There’s a mental process which you can go through, that will make sure the achievement of what you want faster than anything else. It’s easy to do and it has an amazing effect on your progress.
Your brain is a goal seeking organism: 24 hours a day it’s occupied with figuring out how to get what you focus on. Notice I didn’t write “what you want” – the brain doesn’t react to your wants and needs, but to what you hold in your mind . If you think about how much you hate your job, the brain will seek to give you more of what you don’t want.
It will lead you towards more jobs you don’t like. That’s why people who complain all the time, always finds more things to complain about – and why happy people always bump into more reasons to be happy.
In what direction do you want to go?
If your mind is occupied with doubts about whether you can really learn to play like the best, your brain will manifest and create that reality for you. You are going to find yourself in situations that confirm your disbelief in yourself.
When you learn to drive a race car, one of the first things you’re taught is to focus on the direction in which you want to go. If your car gets out of control, the one thing you must avoid, at all cost, is to look at and focus on what you are afraid of. If you focus on the wall or the other car that you’re about to hit, the likelihood of you crashing goes up 1000 %. You tend to steer in the direction of what you focus on, whether you want to or not. The same things goes for all areas of life.
Any professional sportsman or woman knows this. They consciously and deliberately keep any thoughts of losing out of their mind and focus only on what they want instead. If they don’t master this mental aspect of the process, they haven’t got a chance in hell. You can be the fastest runner in the world, but if your mind is occupied with the fear of losing, you cannot bring your body to perform at it’s best. This is not some psychological fancy “think positive” babble, it’s hard-core reality.
The reticular cortex
In your brain, you have something called the reticular cortex. It’s a little finger-like section of the brain that deletes most of what you hear see and feel. At any moment in time, there are 100 things to focus on, but if you were to focus on them all at once, you would go completely mad.
How many things are you not paying attention to right now? How about how your feet feels at this moment?
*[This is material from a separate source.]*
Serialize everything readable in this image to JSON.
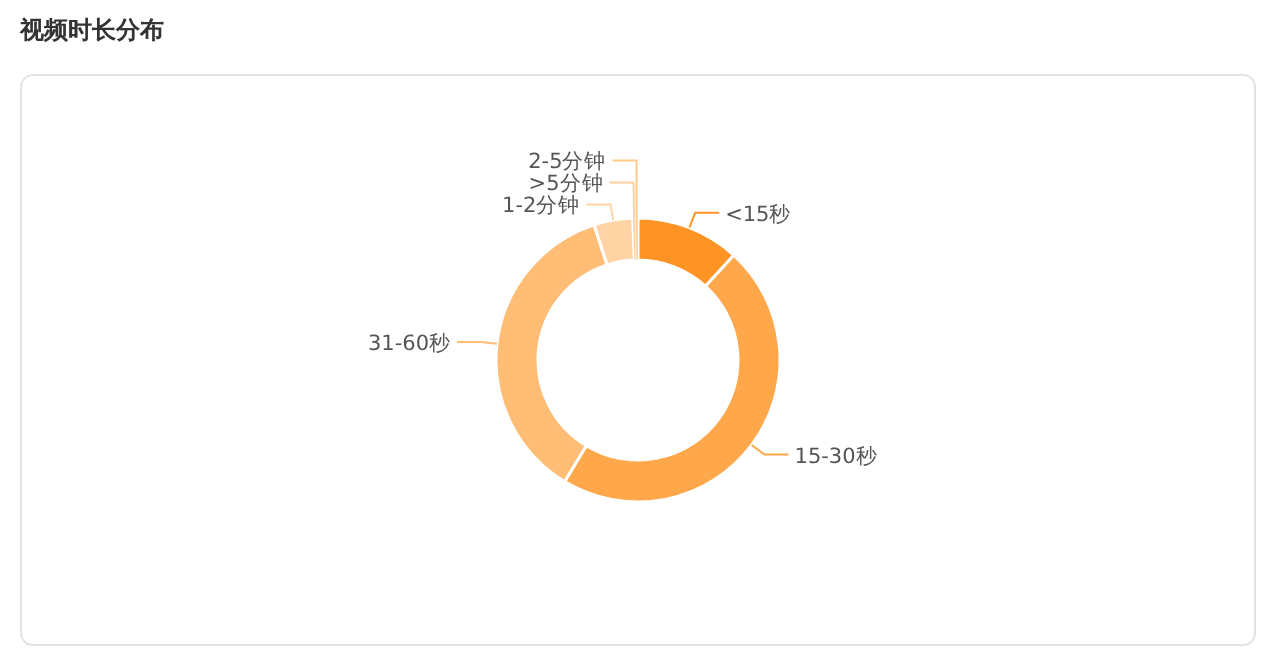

How about how your clothes feel on your back rubbing against the skin. Were you paying any attention to your breath?
As you change your focus from one thing to another, what you delete shifts as well. The reticular cortex determines what to delete, but you have to decide what you don’t want to delete.
What are you focusing on?
If you decide to buy a red sports car you’ll suddenly see red sports cars everywhere. If you decide to buy a car for the first time, you’ll suddenly look at cars in completely different way. You’ll start to notice what brand cars are and you’ll see a lot of other details that you didn’t notice before. In other words: The world you perceive changes depending on what focus you have.
Where am I going with this? Well, if you focus on, for example, how hard it is to lose weight, your reticular cortex is going to delete and defocus any signs that it might be easier than you thought. If you focus on how you can’t find enough time to exercise, your reticular cortex is going to delete and defocus ideas and opportunities that could help you find more time to do so – or ideas that could help you get vastly more out of the time you have!
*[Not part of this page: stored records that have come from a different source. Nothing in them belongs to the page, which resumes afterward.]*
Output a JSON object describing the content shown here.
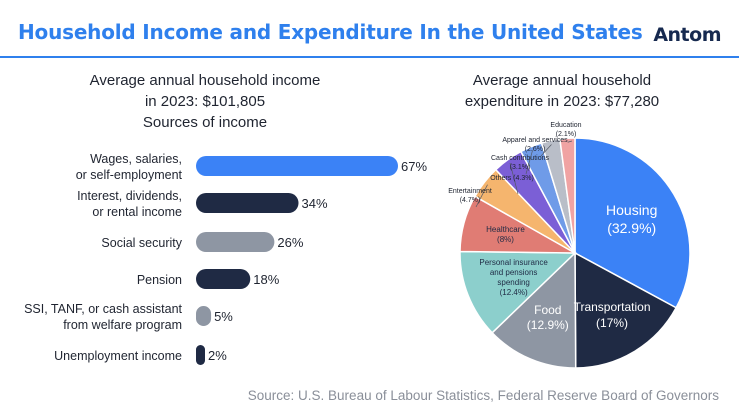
{
  "header": {
    "title": "Household Income and Expenditure In the United States",
    "logo": "Antom"
  },
  "income": {
    "title_line1": "Average annual household income",
    "title_line2": "in 2023: $101,805",
    "title_line3": "Sources of income"
  },
  "expenditure": {
    "title_line1": "Average annual household",
    "title_line2": "expenditure in 2023: $77,280"
  },
  "footer": {
    "source": "Source: U.S. Bureau of Labour Statistics, Federal Reserve Board of Governors"
  },
  "chart_data": [
    {
      "type": "bar",
      "orientation": "horizontal",
      "title": "Sources of income",
      "categories": [
        [
          "Wages, salaries,",
          "or self-employment"
        ],
        [
          "Interest, dividends,",
          "or rental income"
        ],
        [
          "Social security"
        ],
        [
          "Pension"
        ],
        [
          "SSI, TANF, or cash assistant",
          "from welfare program"
        ],
        [
          "Unemployment income"
        ]
      ],
      "values": [
        67,
        34,
        26,
        18,
        5,
        2
      ],
      "value_labels": [
        "67%",
        "34%",
        "26%",
        "18%",
        "5%",
        "2%"
      ],
      "colors": [
        "#3b82f6",
        "#1f2a44",
        "#8e96a3",
        "#1f2a44",
        "#8e96a3",
        "#1f2a44"
      ],
      "xlim": [
        0,
        67
      ]
    },
    {
      "type": "pie",
      "title": "Average annual household expenditure in 2023: $77,280",
      "slices": [
        {
          "label": "Housing",
          "value": 32.9,
          "pct": "(32.9%)",
          "color": "#3b82f6"
        },
        {
          "label": "Transportation",
          "value": 17.0,
          "pct": "(17%)",
          "color": "#1f2a44"
        },
        {
          "label": "Food",
          "value": 12.9,
          "pct": "(12.9%)",
          "color": "#8e96a3"
        },
        {
          "label": "Personal insurance|and pensions|spending",
          "value": 12.4,
          "pct": "(12.4%)",
          "color": "#8ccfcc"
        },
        {
          "label": "Healthcare",
          "value": 8.0,
          "pct": "(8%)",
          "color": "#e07c74"
        },
        {
          "label": "Entertainment",
          "value": 4.7,
          "pct": "(4.7%)",
          "color": "#f5b56e"
        },
        {
          "label": "Others",
          "value": 4.3,
          "pct": "(4.3%)",
          "color": "#7b5fd6"
        },
        {
          "label": "Cash contributions",
          "value": 3.1,
          "pct": "(3.1%)",
          "color": "#6f9be8"
        },
        {
          "label": "Apparel and services",
          "value": 2.6,
          "pct": "(2.6%)",
          "color": "#b9bec8"
        },
        {
          "label": "Education",
          "value": 2.1,
          "pct": "(2.1%)",
          "color": "#f0a3a3"
        }
      ]
    }
  ]
}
The content of your mind becomes your direction
Speak and think that which you want to become and you’ll create it. It’s not really a matter of what you want or don’t want, it’s a matter of what you hold in your mind. The reticular cortex reacts to the content of your mind not your intentions.
Taking control
You must become very conscious about how you talk to yourself and what images you make in your head. Any negative thought will turn into some form of resistance later on. Everything matters.
So the first step is to take control of how you talk and think about losing weight. There is a time to be analytical and “negative” about what you do, but those moments are just that: moments.
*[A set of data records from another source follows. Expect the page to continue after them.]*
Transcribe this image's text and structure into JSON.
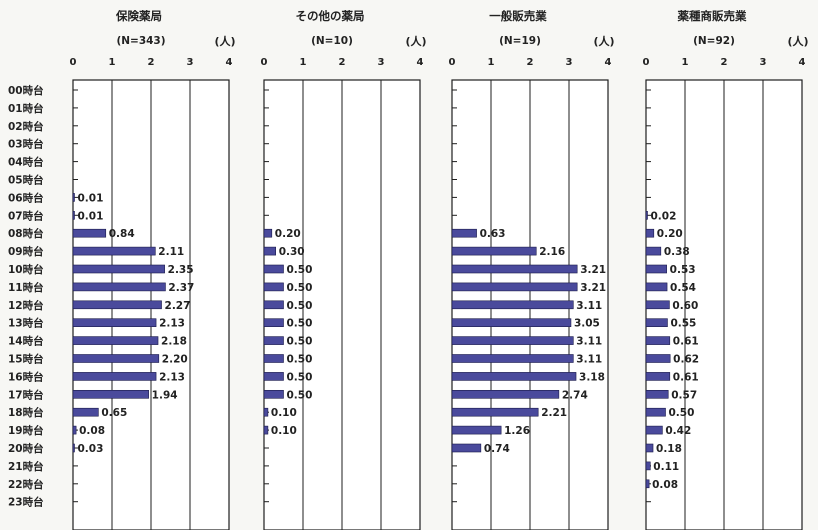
{
  "chart_data": {
    "type": "bar",
    "orientation": "horizontal",
    "categories": [
      "00時台",
      "01時台",
      "02時台",
      "03時台",
      "04時台",
      "05時台",
      "06時台",
      "07時台",
      "08時台",
      "09時台",
      "10時台",
      "11時台",
      "12時台",
      "13時台",
      "14時台",
      "15時台",
      "16時台",
      "17時台",
      "18時台",
      "19時台",
      "20時台",
      "21時台",
      "22時台",
      "23時台"
    ],
    "unit": "(人)",
    "xlim": [
      0,
      4
    ],
    "xticks": [
      "0",
      "1",
      "2",
      "3",
      "4"
    ],
    "bar_color": "#4a4a9c",
    "panels": [
      {
        "title": "保険薬局",
        "n_label": "(N=343)",
        "values": [
          null,
          null,
          null,
          null,
          null,
          null,
          0.01,
          0.01,
          0.84,
          2.11,
          2.35,
          2.37,
          2.27,
          2.13,
          2.18,
          2.2,
          2.13,
          1.94,
          0.65,
          0.08,
          0.03,
          null,
          null,
          null
        ],
        "labels": [
          "",
          "",
          "",
          "",
          "",
          "",
          "0.01",
          "0.01",
          "0.84",
          "2.11",
          "2.35",
          "2.37",
          "2.27",
          "2.13",
          "2.18",
          "2.20",
          "2.13",
          "1.94",
          "0.65",
          "0.08",
          "0.03",
          "",
          "",
          ""
        ]
      },
      {
        "title": "その他の薬局",
        "n_label": "(N=10)",
        "values": [
          null,
          null,
          null,
          null,
          null,
          null,
          null,
          null,
          0.2,
          0.3,
          0.5,
          0.5,
          0.5,
          0.5,
          0.5,
          0.5,
          0.5,
          0.5,
          0.1,
          0.1,
          null,
          null,
          null,
          null
        ],
        "labels": [
          "",
          "",
          "",
          "",
          "",
          "",
          "",
          "",
          "0.20",
          "0.30",
          "0.50",
          "0.50",
          "0.50",
          "0.50",
          "0.50",
          "0.50",
          "0.50",
          "0.50",
          "0.10",
          "0.10",
          "",
          "",
          "",
          ""
        ]
      },
      {
        "title": "一般販売業",
        "n_label": "(N=19)",
        "values": [
          null,
          null,
          null,
          null,
          null,
          null,
          null,
          null,
          0.63,
          2.16,
          3.21,
          3.21,
          3.11,
          3.05,
          3.11,
          3.11,
          3.18,
          2.74,
          2.21,
          1.26,
          0.74,
          null,
          null,
          null
        ],
        "labels": [
          "",
          "",
          "",
          "",
          "",
          "",
          "",
          "",
          "0.63",
          "2.16",
          "3.21",
          "3.21",
          "3.11",
          "3.05",
          "3.11",
          "3.11",
          "3.18",
          "2.74",
          "2.21",
          "1.26",
          "0.74",
          "",
          "",
          ""
        ]
      },
      {
        "title": "薬種商販売業",
        "n_label": "(N=92)",
        "values": [
          null,
          null,
          null,
          null,
          null,
          null,
          null,
          0.02,
          0.2,
          0.38,
          0.53,
          0.54,
          0.6,
          0.55,
          0.61,
          0.62,
          0.61,
          0.57,
          0.5,
          0.42,
          0.18,
          0.11,
          0.08,
          null
        ],
        "labels": [
          "",
          "",
          "",
          "",
          "",
          "",
          "",
          "0.02",
          "0.20",
          "0.38",
          "0.53",
          "0.54",
          "0.60",
          "0.55",
          "0.61",
          "0.62",
          "0.61",
          "0.57",
          "0.50",
          "0.42",
          "0.18",
          "0.11",
          "0.08",
          ""
        ]
      }
    ]
  }
}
You re-assess whether or not what you are doing is taking you in the right direction and then you launch again. If you constantly question and analyze what you are doing, you’ll drive yourself crazy.
A simple but very effective process
Create big and small goals all the time. A goal is something you’d like to master with a deadline to it. If there’s no deadline it isn’t goal but a wish. Ask yourself this now:
- What would I like to have accomplished a year from now?
- What am I going to spend the next thirty days focusing on?
- What is my primary focus this week?
- What is my primary focus today?
If you are really serious about this, go buy a note book and write the answers down. Then revisit this note book often and write down new goals for the coming week, month or year.
Create a goal setting journal that becomes your log book. This will also give you a chance to really see how far you have come.
Very often we forget to celebrate how much we have achieved in the past. It’s like the skill we worked so hard for, becomes a thing we no longer appreciate.
But if we don’t appreciate it, we teach the brain that whatever we’re working on now also won’t be that exciting when we get it!